I have just one (minor?) point regarding “the left wing of the possible” as a slogan. I think it was a good phrase to use during the ’70s, when much of the radical left thought that socialist revolution was a serious possibility in the then-near future, and went off to form impotent “workers’ combat organizations” to further that goal.
But “the left wing of the possible” can also be used as an excuse for political passivity, for a refusal to engage in projects deemed too difficult. Example: a whole slew of healthcare activists — not to mention unions — have decided that single-payer isn’t “possible” and have wholeheartedly embraced “the public option.” They have bent and fit their politics to be compatible with what Obama deems possible. This is a grave mistake, one which will most likely help ensure that the “public option” we do get is no improvement over the present healthcare system.
The job of the left is to expand the boundaries of what is considered possible, to make the politics of the moment MORE LEFT WING than it might appear at any given moment. “The left wing of the possible,” in my humble opinion, doesn’t really help us do that job.
I mostly agree with Jason. That being said today that slogan’s relevancy to me is the idea that the Next Left will arise from the radicalization of those in the mainstream and not from a coalition of all the various quasi-”Leninist” and anarcho-liberal groupings out there — that instead of trying to change the muddled (and often times conservative) politics of the far left by acting A its right flank, we should be engaging with liberal/social democratic forces.
I think the failures of the left to effectively struggle for things like single-payer doesn’t stem from a lack of determination, but rather from the Left’s organizational weakness and ideological confusion — not to mention the historical bankruptcy of the left’s core ideas in the 20th century. (Namely Stalinist planning, the dependency theory and (the embrace of nationalist) Keynesianism/import-substitution.)
The left of all shades don’t want to acknowledge its own impotence — the PSL and others focus on Cuba and Venezuelan solidarity and a Stalinist anti-imperialism, the ISO seems to uncritically attach itself and siphon new recruits from whatever movement pops up, and on the opposite pole groups like the CPUSA/CCDS are playing out popular front fantasies with the Obama administration (which PWW declared the most pro-labor administration in US history).
The alternative is an honest assessment of the Left and principled engagement with existing progressive forces, something I think David and most of YDS/DSA are doing better than others. The present crisis has shown us that capitalism’s woes aren’t going to drive people into the ranks of the Left, it’ll take some fundamental change in the Left. I may be a bit jaded from a year + of being surrounded in the campus scene by the politics of actionism and lifestylism, but I believe that this is a ship that can be righted (no pun intended).
– I’ve digressed a bit, but this was an excellent piece.

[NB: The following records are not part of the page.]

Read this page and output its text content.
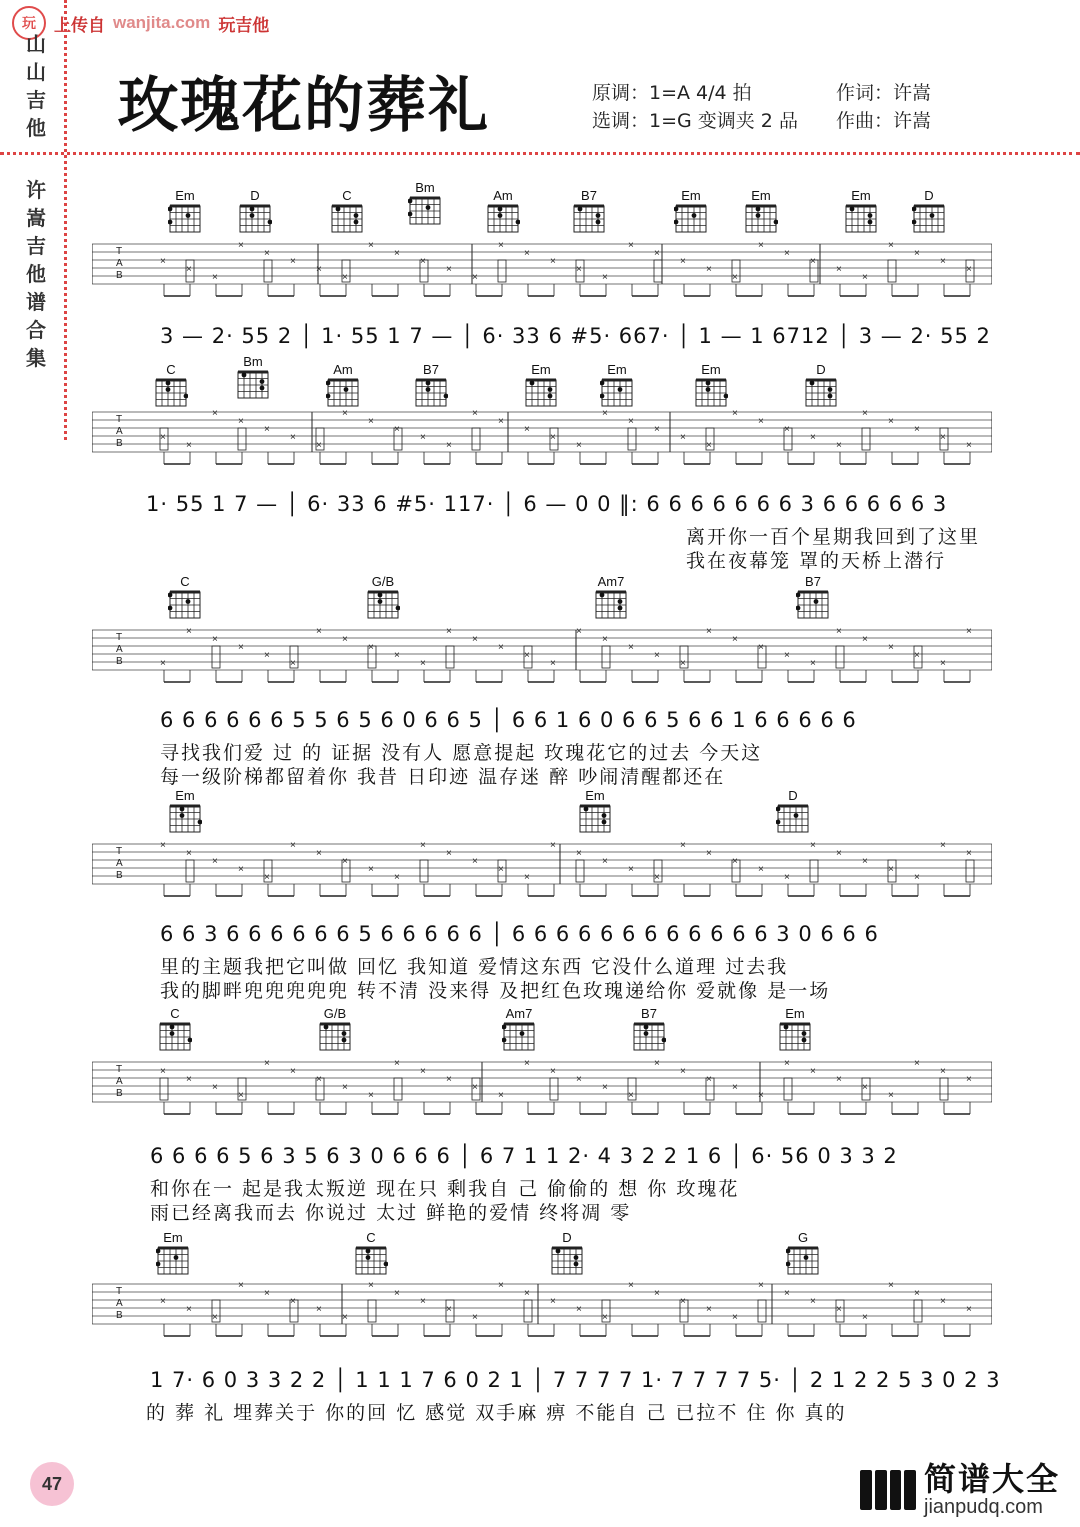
玩	上传自 wanjita.com 玩吉他
山山吉他
许嵩吉他谱合集
玫瑰花的葬礼	原调：1=A 4/4 拍
选调：1=G 变调夹 2 品
作词：许嵩
作曲：许嵩
Em	D	C
Bm
Am	B7	Em	Em	Em	D
T
A
B
×
×
×
×
×
×
×
×
×
×
×
×
×
×
×
×
×
×
×
×
×
×
×
×
×
×
×
×
×
×
×
×
3 — 2· 55 2 │ 1· 55 1 7 — │ 6· 33 6 #5· 667· │ 1 — 1 6712 │ 3 — 2· 55 2
C
Bm
Am	B7	Em	Em	Em	D
T
A
B
×
×
×
×
×
×
×
×
×
×
×
×
×
×
×
×
×
×
×
×
×
×
×
×
×
×
×
×
×
×
×
×
1· 55 1 7 — │ 6· 33 6 #5· 117· │ 6 — 0 0 ‖: 6 6 6 6 6 6 6 3 6 6 6 6 6 3
离开你一百个星期我回到了这里
我在夜幕笼 罩的天桥上潜行
C	G/B	Am7	B7
T
A
B	×
×
×
×
×
×
×
×
×
×
×
×
×
×
×
×
×
×
×
×
×
×
×
×
×
×
×
×
×
×
×
×
6 6 6 6 6 6 5 5 6 5 6 0 6 6 5 │ 6 6 1 6 0 6 6 5 6 6 1 6 6 6 6 6
寻找我们爱 过 的 证据 没有人 愿意提起 玫瑰花它的过去 今天这
每一级阶梯都留着你 我昔 日印迹 温存迷 醉 吵闹清醒都还在
Em	Em	D
T
A
B
×
×
×
×
×
×
×
×
×
×
×
×
×
×
×
×
×
×
×
×
×
×
×
×
×
×
×
×
×
×
×
×
6 6 3 6 6 6 6 6 6 5 6 6 6 6 6 │ 6 6 6 6 6 6 6 6 6 6 6 6 3 0 6 6 6
里的主题我把它叫做 回忆 我知道 爱情这东西 它没什么道理 过去我
我的脚畔兜兜兜兜兜 转不清 没来得 及把红色玫瑰递给你 爱就像 是一场
C	G/B	Am7	B7	Em
T
A
B
×
×
×
×
×
×
×
×
×
×
×
×
×
×
×
×
×
×
×
×
×
×
×
×
×
×
×
×
×
×
×
×
6 6 6 6 5 6 3 5 6 3 0 6 6 6 │ 6 7 1 1 2· 4 3 2 2 1 6 │ 6· 56 0 3 3 2
和你在一 起是我太叛逆 现在只 剩我自 己 偷偷的 想 你 玫瑰花
雨已经离我而去 你说过 太过 鲜艳的爱情 终将凋 零
Em	C	D	G
T
A
B
×
×
×
×
×
×
×
×
×
×
×
×
×
×
×
×
×
×
×
×
×
×
×
×
×
×
×
×
×
×
×
×
1 7· 6 0 3 3 2 2 │ 1 1 1 7 6 0 2 1 │ 7 7 7 7 1· 7 7 7 7 5· │ 2 1 2 2 5 3 0 2 3
的 葬 礼 埋葬关于 你的回 忆 感觉 双手麻 痹 不能自 己 已拉不 住 你 真的
47	简谱大全
jianpudq.com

I disagree with Jason. I believe that the “left-wing of the possible,” changes with time. For example, in healthcare the possible is Obama’s plan. Hence, we should push for the left-wing of the possible: single-payer or healthcare for all. The activists Jason writes of are not using the slogan at all. They are acting as the “support-wing” of the possible.
I agree with Jason about pushing boundaries. I think that is what following such a slogan does. I do not concur, however, that the slogan has lost its meaning because some people do not push for radical change. Those people are NOT following the message. They probably don’t know it, either. Or at least have an understanding of how massive changes happens. For a Dr. King, there was a Malcolm X. Someone (or a movement) visibly pushing for larger change and moving the powers-at-be to compromise for some improvements.